PKK'nın sınır dışına çekilmesi, herhangi bir barış girişiminin birinci hedefi olmalıdır. Çünkü PKK'nın sınır dışına çekilmesi, barış sürecinin tali bir adımı değildir, esasta sorun yaratan kısmıdır. Bu yüzden Öcalan, Mart 2013'te süreci bu çağrıyla başlatmıştır.

Metinde, "Basından kanaat önderlerine, siyasi iktidardan muhalefet partilerine kadar her anlamda siyasetin hareket alanını boğacak tüm önerilerden kaçınılmalı" deniyor. Güzel, peki esas siyasetin alanını boğan PKK'nın silahlı saldırılarına ilişkin neden bir kelime dahi yok? PKK'ya yakın duran gazeteciler bile PKK saldırılarının HDP'nin %13'lük seçim başarısını gölgelediğini söylerken, bu cümle içinde PKK, 'siyaset alanını boğan bir fail' olarak neden geçmez?

Ayrıca barışın öznesi olmak isteyenler, savaşın öznelerine karşı da cesur olmalılar. Hâlbuki savaşla ilgili tüm cümlelerde PKK özenle saklanmış.

Mesela şöyle deniyor: "Silah ve şiddet perdesi yeniden açılmış ve savaş kapımıza yeniden gelmiştir." Allah Allah, nasıl gelmiş savaş kapımıza acaba, leylekler mi bırakmış onu da?

Savaş kapımıza geldi çünkü ilk silahı PKK ateşledi. Savaş kapımıza geldi çünkü ateşkesin bittiğini ilk PKK açıkladı. Savaş kapımıza geldi çünkü ilk savaş çağrısını PKK yaptı.

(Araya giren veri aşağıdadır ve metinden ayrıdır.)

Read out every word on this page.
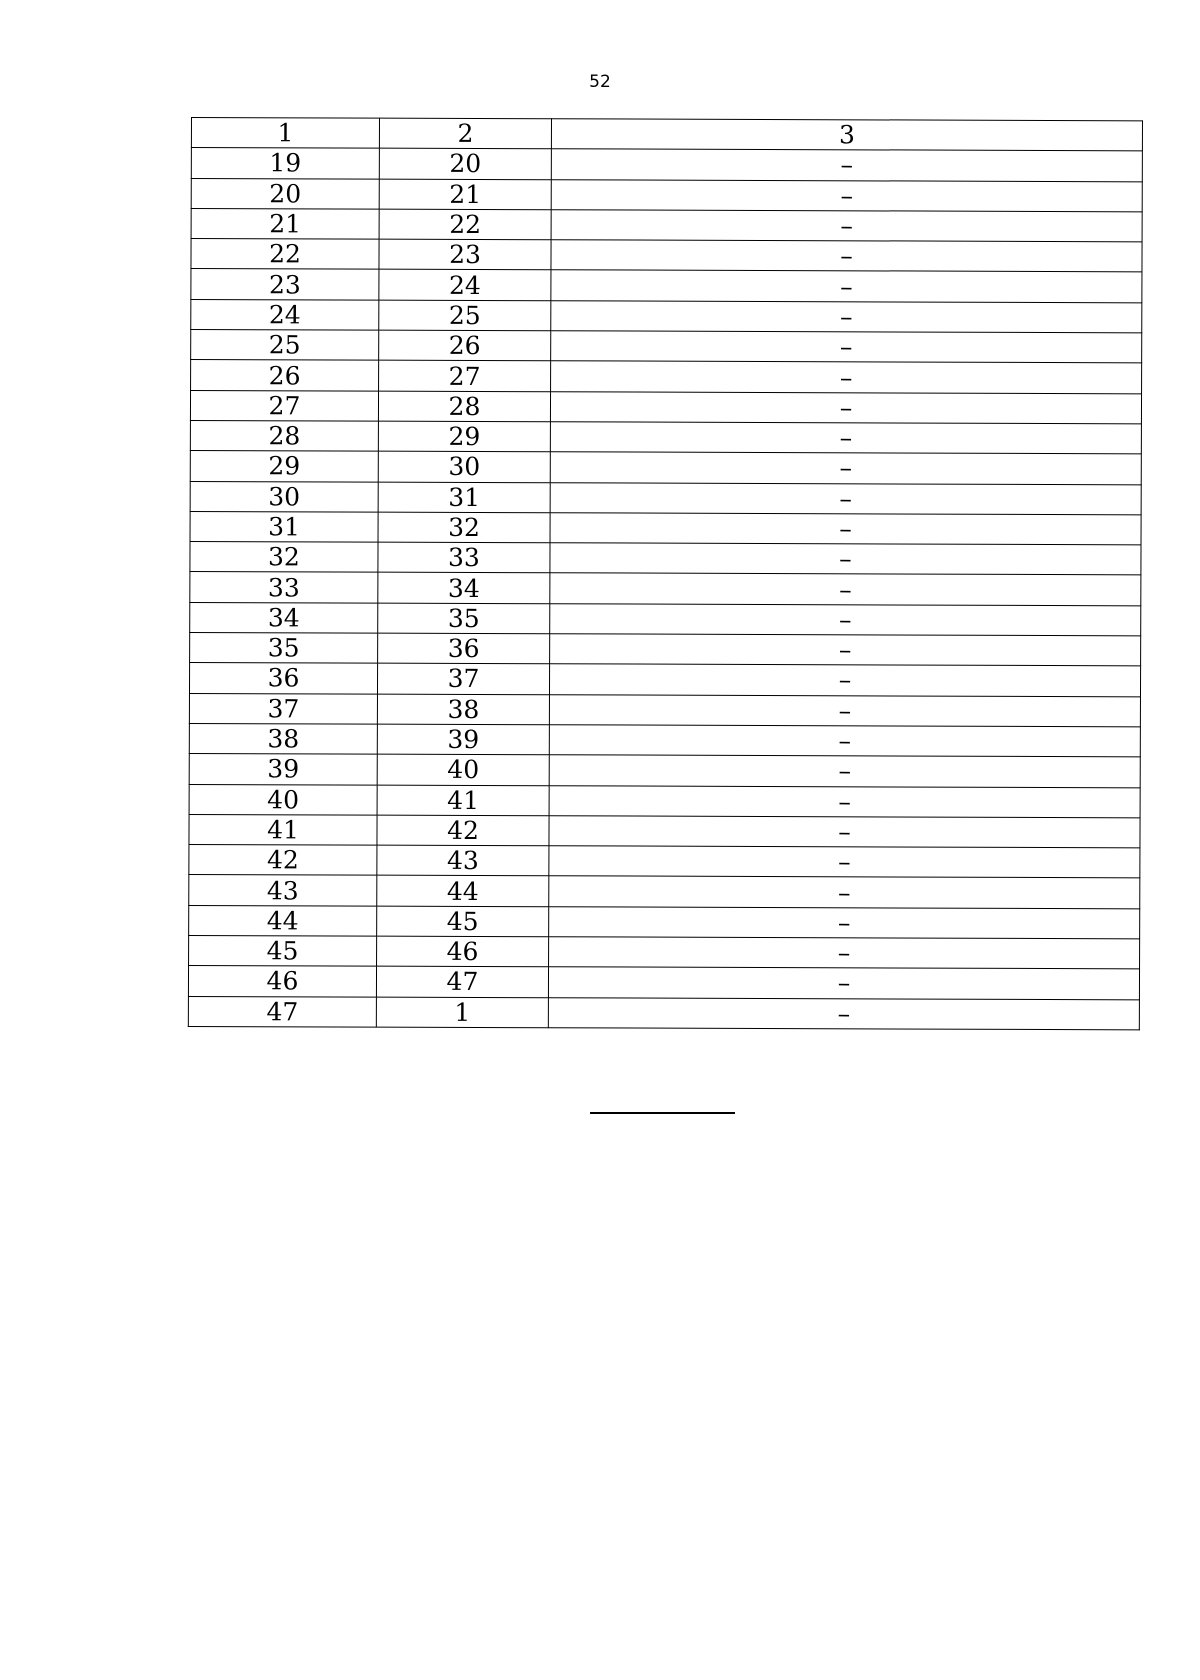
52
1	2	3
19	20	–
20	21	–
21	22	–
22	23	–
23	24	–
24	25	–
25	26	–
26	27	–
27	28	–
28	29	–
29	30	–
30	31	–
31	32	–
32	33	–
33	34	–
34	35	–
35	36	–
36	37	–
37	38	–
38	39	–
39	40	–
40	41	–
41	42	–
42	43	–
43	44	–
44	45	–
45	46	–
46	47	–
47	1	–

Hatırlatalım, 11 Temmuz'da KCK Eş Başkanı Cemil Bayık, sulama baraj yapımını bahane ederek ateşkesin bittiğini açıkladı. 15 Temmuz'da KCK diğer Eş Başkanı Bese Hozat, 'artık devrimci halk savaşı zamanı' dedi. 20 Temmuz'da, DAEŞ'in canlı bomba saldırısıyla Suruç'ta 32 kişiyi katlettiği gün PKK da saldırdı ve önce bir askeri öldürdü. Ardından uykularında iki polisi ve aynı gün İstanbul ve Adana'da iki sivil, silahsız vatandaşı öldürdü. 'Savaş kapımıza geldi' deyip geçmek bu zulümleri görünmez kılmaktan başka neye yarıyor? Yarın öbür gün süreç başlarsa bu hatalardan ders alınmasını sağlayacak olan bu tutum mudur?

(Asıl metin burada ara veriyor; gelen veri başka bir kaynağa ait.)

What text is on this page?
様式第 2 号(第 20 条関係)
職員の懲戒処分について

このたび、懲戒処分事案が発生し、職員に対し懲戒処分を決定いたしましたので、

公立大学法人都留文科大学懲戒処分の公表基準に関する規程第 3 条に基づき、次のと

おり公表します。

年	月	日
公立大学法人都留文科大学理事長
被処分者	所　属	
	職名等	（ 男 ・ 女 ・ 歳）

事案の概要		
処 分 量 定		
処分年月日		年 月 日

Cumhuriyet gazetesine gelince... Biz Âkil İnsanlar Heyeti olarak barıştan başka hiçbir karşılık beklemeden, binlerce kilometre yol kat edip, linç girişimlerine maruz kalırken ve istatistiklere göre halkın çözüme desteğini %20 artırmışken, Cumhuriyet'te de "Yandaşlar tayfası bir araya gelmiş. Dincisi, tarikatçısı, sözde liberalleri kucaklaşmış. Tetikçiler kadroda hazır ola geçmiş. Kimse kimseyi kandırmasın, kimse bunu yemez!" başyazıları yayınlanıyordu! "Dinci AkaPe'yle barış değil, tek adamlık rejimi geleceği" hemen hemen tüm köşe yazılarının ana ekseniydi.

63 âkilin içinden sadece 20'si imza vermişken, benim de dahil olduğum üç kişiyi Cumhuriyet'in seçip hedef göstermesi, söylemediğim gerekçeleri ağzıma tıkaması, en asgari gazetecilik gereği haberi doğrulatmak için beni aramamış olmaları da ahlaki düzeylerinin kanıtı.

İnsanlar bir imza kampanyasına imza verebilirler de vermeyebilirler de. Garip olan 'neden imza vermedin?' diye hedefe konmamızdır. Bu faşizan haberciliğin derdinin de barış olmadığı açıktır.

Barthes'ın dediği gibi "Faşizm, konuşma yasağı değil, söyleme mecburiyetidir."